The celebration of the Epiphanies has fallen out of favor because looking too deeply into a thing has fallen out of favor. The Wedding at Cana is, simply put, a story in the Gospel of John which is synoptically placed after the tempation and the gathering of he disciples and presumably before the rest of the ministry. But within John it is a story that actually REPLACES the Temptation as well as the opening stories about Jesus's first healings and the gathering of his disciples. They are invited to a weddning and Jesus's mother is there and the details are rather short except that wine runs out and Mary has Jesus make new wine. Jesus, in fact, does not want to. The new wine is better than the old, and the party goes on.

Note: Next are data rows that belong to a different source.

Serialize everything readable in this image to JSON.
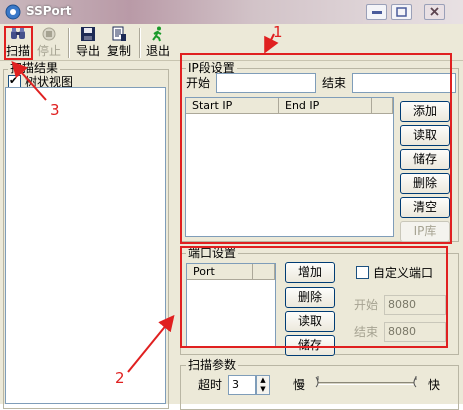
{
  "window": {
    "title": "SSPort"
  },
  "toolbar": {
    "items": [
      {
        "label": "扫描"
      },
      {
        "label": "停止"
      },
      {
        "label": "导出"
      },
      {
        "label": "复制"
      },
      {
        "label": "退出"
      }
    ]
  },
  "results": {
    "group_label": "扫描结果",
    "tree_view_label": "树状视图",
    "tree_view_checked": true
  },
  "ip_segment": {
    "group_label": "IP段设置",
    "start_label": "开始",
    "start_value": "",
    "end_label": "结束",
    "end_value": "",
    "columns": [
      "Start IP",
      "End IP"
    ],
    "buttons": [
      "添加",
      "读取",
      "储存",
      "删除",
      "清空",
      "IP库"
    ]
  },
  "port_settings": {
    "group_label": "端口设置",
    "columns": [
      "Port"
    ],
    "buttons": [
      "增加",
      "删除",
      "读取",
      "储存"
    ],
    "custom_port_label": "自定义端口",
    "custom_port_checked": false,
    "start_label": "开始",
    "start_value": "8080",
    "end_label": "结束",
    "end_value": "8080"
  },
  "scan_params": {
    "group_label": "扫描参数",
    "timeout_label": "超时",
    "timeout_value": "3",
    "slow_label": "慢",
    "fast_label": "快"
  },
  "annotations": {
    "box1_label": "1",
    "box2_label": "2",
    "box3_label": "3",
    "color": "#e02020"
  }
}
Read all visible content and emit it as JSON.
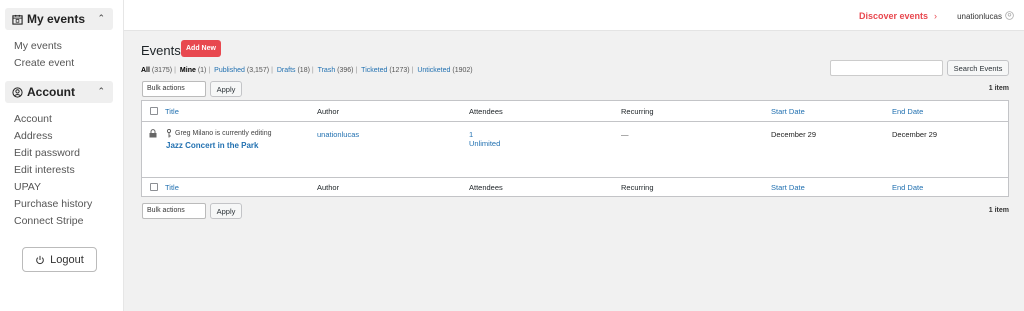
{
  "sidebar": {
    "sections": [
      {
        "title": "My events",
        "icon": "calendar-icon",
        "items": [
          "My events",
          "Create event"
        ]
      },
      {
        "title": "Account",
        "icon": "user-circle-icon",
        "items": [
          "Account",
          "Address",
          "Edit password",
          "Edit interests",
          "UPAY",
          "Purchase history",
          "Connect Stripe"
        ]
      }
    ],
    "logout_label": "Logout"
  },
  "topbar": {
    "discover_label": "Discover events",
    "username": "unationlucas"
  },
  "page": {
    "title": "Events",
    "add_new_label": "Add New",
    "filters": [
      {
        "label": "All",
        "count": "(3175)",
        "current": true
      },
      {
        "label": "Mine",
        "count": "(1)",
        "current": true
      },
      {
        "label": "Published",
        "count": "(3,157)",
        "current": false
      },
      {
        "label": "Drafts",
        "count": "(18)",
        "current": false
      },
      {
        "label": "Trash",
        "count": "(396)",
        "current": false
      },
      {
        "label": "Ticketed",
        "count": "(1273)",
        "current": false
      },
      {
        "label": "Unticketed",
        "count": "(1902)",
        "current": false
      }
    ],
    "search_button_label": "Search Events",
    "search_value": "",
    "bulk_actions_label": "Bulk actions",
    "apply_label": "Apply",
    "item_count": "1 item"
  },
  "table": {
    "columns": [
      "Title",
      "Author",
      "Attendees",
      "Recurring",
      "Start Date",
      "End Date"
    ],
    "rows": [
      {
        "editing_notice": "Greg Milano is currently editing",
        "title": "Jazz Concert in the Park",
        "author": "unationlucas",
        "attendees_count": "1",
        "attendees_limit": "Unlimited",
        "recurring": "—",
        "start_date": "December 29",
        "end_date": "December 29"
      }
    ]
  },
  "colors": {
    "accent": "#e8484f",
    "link": "#2271b1"
  }
}
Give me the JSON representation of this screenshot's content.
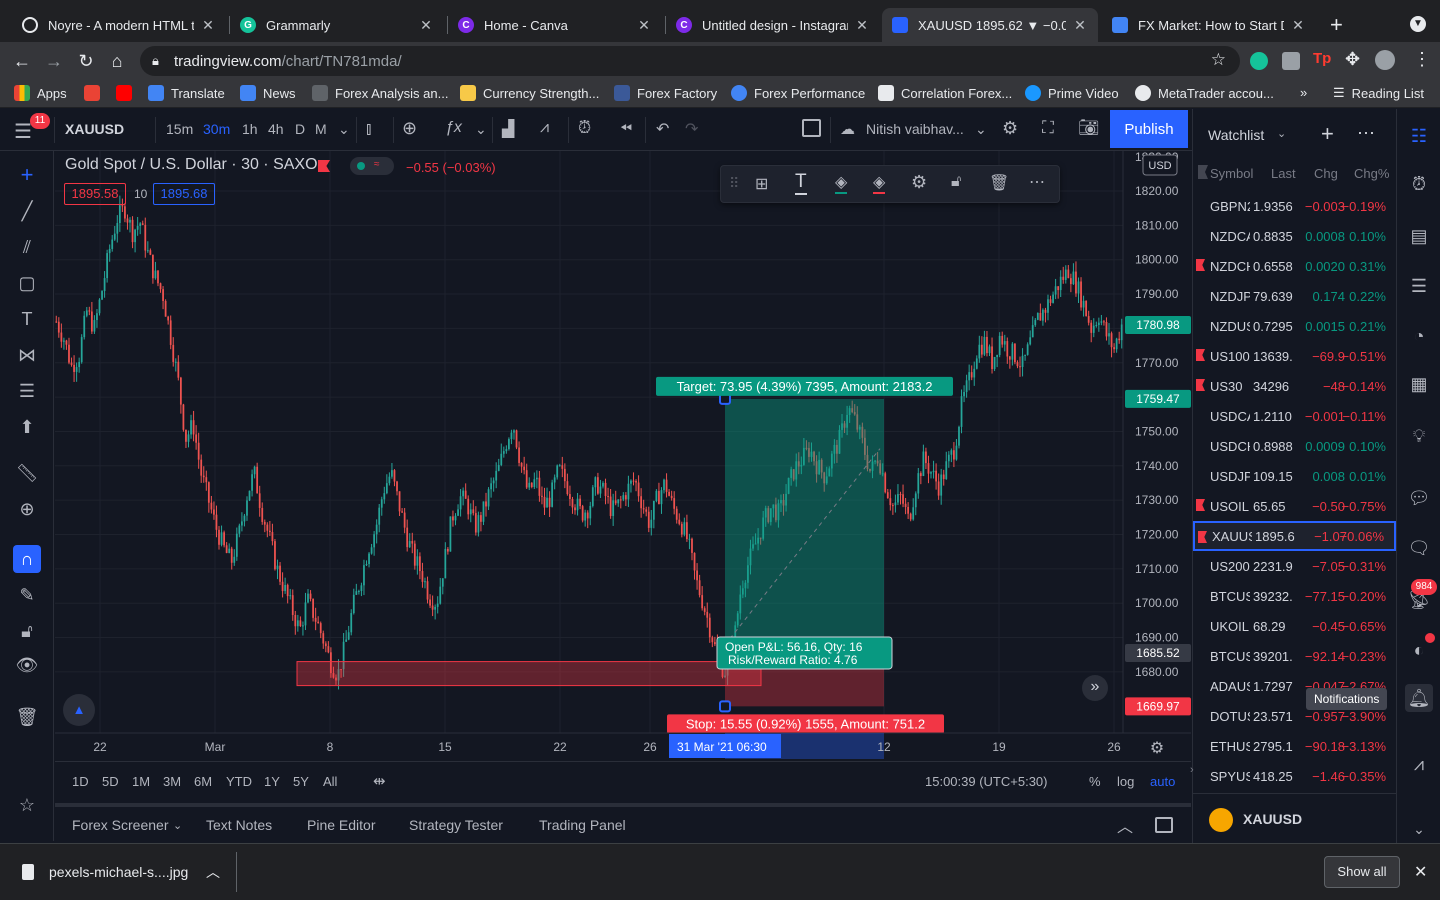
{
  "tabs": [
    {
      "label": "Noyre - A modern HTML te",
      "color": "#e8eaed"
    },
    {
      "label": "Grammarly",
      "color": "#15c39a"
    },
    {
      "label": "Home - Canva",
      "color": "#7d2ae8"
    },
    {
      "label": "Untitled design - Instagram",
      "color": "#7d2ae8"
    },
    {
      "label": "XAUUSD 1895.62 ▼ −0.06%",
      "color": "#2962ff"
    },
    {
      "label": "FX Market: How to Start Da",
      "color": "#4285f4"
    }
  ],
  "address": {
    "host": "tradingview.com",
    "path": "/chart/TN781mda/"
  },
  "bookmarks": [
    {
      "label": "Apps",
      "color": "#ea4335"
    },
    {
      "label": "",
      "color": "#ea4335"
    },
    {
      "label": "",
      "color": "#ff0000"
    },
    {
      "label": "Translate",
      "color": "#4285f4"
    },
    {
      "label": "News",
      "color": "#4285f4"
    },
    {
      "label": "Forex Analysis an...",
      "color": "#e8eaed"
    },
    {
      "label": "Currency Strength...",
      "color": "#f7c948"
    },
    {
      "label": "Forex Factory",
      "color": "#3b5998"
    },
    {
      "label": "Forex Performance",
      "color": "#4285f4"
    },
    {
      "label": "Correlation Forex...",
      "color": "#e8eaed"
    },
    {
      "label": "Prime Video",
      "color": "#1a98ff"
    },
    {
      "label": "MetaTrader accou...",
      "color": "#e8eaed"
    }
  ],
  "reading_list": "Reading List",
  "tv_toolbar": {
    "symbol": "XAUUSD",
    "intervals": [
      "15m",
      "30m",
      "1h",
      "4h",
      "D",
      "M"
    ],
    "selected_interval": "30m",
    "layout_name": "Nitish vaibhav...",
    "publish": "Publish",
    "badge": "11"
  },
  "legend": {
    "title": "Gold Spot / U.S. Dollar · 30 · SAXO",
    "change": "−0.55 (−0.03%)",
    "bid": "1895.58",
    "spread": "10",
    "ask": "1895.68"
  },
  "price_scale": {
    "currency": "USD",
    "ticks": [
      "1820.00",
      "1810.00",
      "1800.00",
      "1790.00",
      "1780.00",
      "1770.00",
      "1760.00",
      "1750.00",
      "1740.00",
      "1730.00",
      "1720.00",
      "1710.00",
      "1700.00",
      "1690.00",
      "1680.00"
    ],
    "top_tick": "1830.00",
    "labels": [
      {
        "text": "1780.98",
        "value": 1780.98,
        "color": "#089981"
      },
      {
        "text": "1759.47",
        "value": 1759.47,
        "color": "#089981"
      },
      {
        "text": "1685.52",
        "value": 1685.52,
        "color": "#363a45"
      },
      {
        "text": "1669.97",
        "value": 1669.97,
        "color": "#f23645"
      }
    ]
  },
  "time_axis": [
    "22",
    "Mar",
    "8",
    "15",
    "22",
    "26",
    "12",
    "19",
    "26"
  ],
  "time_highlight": {
    "date": "31 Mar '21",
    "time": "06:30"
  },
  "position": {
    "target": "Target: 73.95 (4.39%) 7395, Amount: 2183.2",
    "stop": "Stop: 15.55 (0.92%) 1555, Amount: 751.2",
    "pnl": "Open P&L: 56.16, Qty: 16",
    "rr": "Risk/Reward Ratio: 4.76",
    "entry": 1685.52,
    "target_price": 1759.47,
    "stop_price": 1669.97
  },
  "ranges": [
    "1D",
    "5D",
    "1M",
    "3M",
    "6M",
    "YTD",
    "1Y",
    "5Y",
    "All"
  ],
  "clock": "15:00:39 (UTC+5:30)",
  "scale_opts": [
    "%",
    "log",
    "auto"
  ],
  "panels": [
    "Forex Screener",
    "Text Notes",
    "Pine Editor",
    "Strategy Tester",
    "Trading Panel"
  ],
  "watchlist": {
    "title": "Watchlist",
    "headers": [
      "Symbol",
      "Last",
      "Chg",
      "Chg%"
    ],
    "rows": [
      {
        "sym": "GBPN2",
        "last": "1.9356",
        "chg": "−0.003",
        "pct": "−0.19%",
        "dir": "neg",
        "flag": false
      },
      {
        "sym": "NZDCA",
        "last": "0.8835",
        "chg": "0.0008",
        "pct": "0.10%",
        "dir": "pos",
        "flag": false
      },
      {
        "sym": "NZDCH",
        "last": "0.6558",
        "chg": "0.0020",
        "pct": "0.31%",
        "dir": "pos",
        "flag": true
      },
      {
        "sym": "NZDJP",
        "last": "79.639",
        "chg": "0.174",
        "pct": "0.22%",
        "dir": "pos",
        "flag": false
      },
      {
        "sym": "NZDUS",
        "last": "0.7295",
        "chg": "0.0015",
        "pct": "0.21%",
        "dir": "pos",
        "flag": false
      },
      {
        "sym": "US100",
        "last": "13639.",
        "chg": "−69.9",
        "pct": "−0.51%",
        "dir": "neg",
        "flag": true
      },
      {
        "sym": "US30",
        "last": "34296",
        "chg": "−48",
        "pct": "−0.14%",
        "dir": "neg",
        "flag": true
      },
      {
        "sym": "USDCA",
        "last": "1.2110",
        "chg": "−0.001",
        "pct": "−0.11%",
        "dir": "neg",
        "flag": false
      },
      {
        "sym": "USDCH",
        "last": "0.8988",
        "chg": "0.0009",
        "pct": "0.10%",
        "dir": "pos",
        "flag": false
      },
      {
        "sym": "USDJP",
        "last": "109.15",
        "chg": "0.008",
        "pct": "0.01%",
        "dir": "pos",
        "flag": false
      },
      {
        "sym": "USOIL",
        "last": "65.65",
        "chg": "−0.50",
        "pct": "−0.75%",
        "dir": "neg",
        "flag": true
      },
      {
        "sym": "XAUUS",
        "last": "1895.6",
        "chg": "−1.07",
        "pct": "−0.06%",
        "dir": "neg",
        "flag": true,
        "selected": true
      },
      {
        "sym": "US200",
        "last": "2231.9",
        "chg": "−7.05",
        "pct": "−0.31%",
        "dir": "neg",
        "flag": false
      },
      {
        "sym": "BTCUS",
        "last": "39232.",
        "chg": "−77.15",
        "pct": "−0.20%",
        "dir": "neg",
        "flag": false
      },
      {
        "sym": "UKOIL",
        "last": "68.29",
        "chg": "−0.45",
        "pct": "−0.65%",
        "dir": "neg",
        "flag": false
      },
      {
        "sym": "BTCUS",
        "last": "39201.",
        "chg": "−92.14",
        "pct": "−0.23%",
        "dir": "neg",
        "flag": false
      },
      {
        "sym": "ADAUS",
        "last": "1.7297",
        "chg": "−0.047",
        "pct": "−2.67%",
        "dir": "neg",
        "flag": false
      },
      {
        "sym": "DOTUS",
        "last": "23.571",
        "chg": "−0.957",
        "pct": "−3.90%",
        "dir": "neg",
        "flag": false
      },
      {
        "sym": "ETHUS",
        "last": "2795.1",
        "chg": "−90.18",
        "pct": "−3.13%",
        "dir": "neg",
        "flag": false
      },
      {
        "sym": "SPYUS",
        "last": "418.25",
        "chg": "−1.46",
        "pct": "−0.35%",
        "dir": "neg",
        "flag": false
      }
    ],
    "footer_symbol": "XAUUSD"
  },
  "tooltip": "Notifications",
  "notif_badge": "984",
  "download": {
    "file": "pexels-michael-s....jpg",
    "show_all": "Show all"
  },
  "price_path": [
    1782,
    1777,
    1769,
    1772,
    1785,
    1780,
    1791,
    1803,
    1812,
    1815,
    1808,
    1811,
    1802,
    1795,
    1790,
    1778,
    1765,
    1748,
    1752,
    1738,
    1730,
    1722,
    1716,
    1712,
    1720,
    1731,
    1738,
    1727,
    1719,
    1710,
    1704,
    1698,
    1692,
    1701,
    1696,
    1690,
    1683,
    1679,
    1688,
    1699,
    1707,
    1716,
    1722,
    1733,
    1738,
    1729,
    1720,
    1713,
    1709,
    1702,
    1700,
    1712,
    1725,
    1731,
    1729,
    1722,
    1726,
    1733,
    1738,
    1746,
    1753,
    1741,
    1732,
    1736,
    1728,
    1731,
    1739,
    1735,
    1730,
    1726,
    1728,
    1735,
    1732,
    1727,
    1729,
    1733,
    1736,
    1729,
    1723,
    1731,
    1735,
    1728,
    1724,
    1718,
    1707,
    1700,
    1692,
    1683,
    1680,
    1688,
    1705,
    1712,
    1718,
    1724,
    1728,
    1726,
    1733,
    1739,
    1742,
    1745,
    1740,
    1737,
    1743,
    1748,
    1757,
    1753,
    1746,
    1738,
    1743,
    1734,
    1728,
    1731,
    1724,
    1735,
    1742,
    1738,
    1734,
    1740,
    1745,
    1758,
    1765,
    1774,
    1776,
    1770,
    1778,
    1774,
    1772,
    1769,
    1776,
    1783,
    1786,
    1790,
    1794,
    1797,
    1793,
    1787,
    1780,
    1784,
    1778,
    1774,
    1781
  ]
}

Within the story Jesus is one of the crowd and out of the way. Metaphorically, he is the Bridegroom. In the other gospels there is a parable of the bridegroom and bride. And John uses this imagery in Revelation. Here, John just tells the story of a wedding and Jesus transforms water used for purification into drinkable wine. There is no final lesson offered, just a list of characters, possibly interchangable, that we are given to make us contemplate

Jesus

His Mother

The Disciples.

The Unseen Bride

The Unseen Groom

The Caterer Who is Amazed

For me this is a night of asking, am I continuing on with this, am I joining myself to the Lord? There are many ways to pray, to worship, to believe, but the mystical marriage is the highest where we say, I am his and he is mine. After a while there is really no choice. Asking becomes a formality, and yet we keep it from being a formality. We come back to this again and again. Despite all the immense bullshit, we say, Lord to whom else can we go. For you have the words of everlasting life."  

It is helpful to remember that this is a miracle of transformation, of leaving one thing to become another, of the power of the Wedded Jesus to do just that. It matters to remember that weddings were festivals and marriages were not romances. I do this thing grabbing joy from irritation, fear and frustration and it helps to remember that in all times, but especially in ancient times marriages were not the end of a happy story and the typing up of all lose ends, but the beginning of a united life in a difficult world and a union which tied not only to people, but a community together. The wedding at Cana and many weddings would have taken place in the midst of trouble and mourning. The celebration would not have been because everything was taken care, but inspite of the trouble around and the trouble ahead.

I had initially said that for me this is a night of asking, but perhaps it is better to say this is a night in which I begin asking.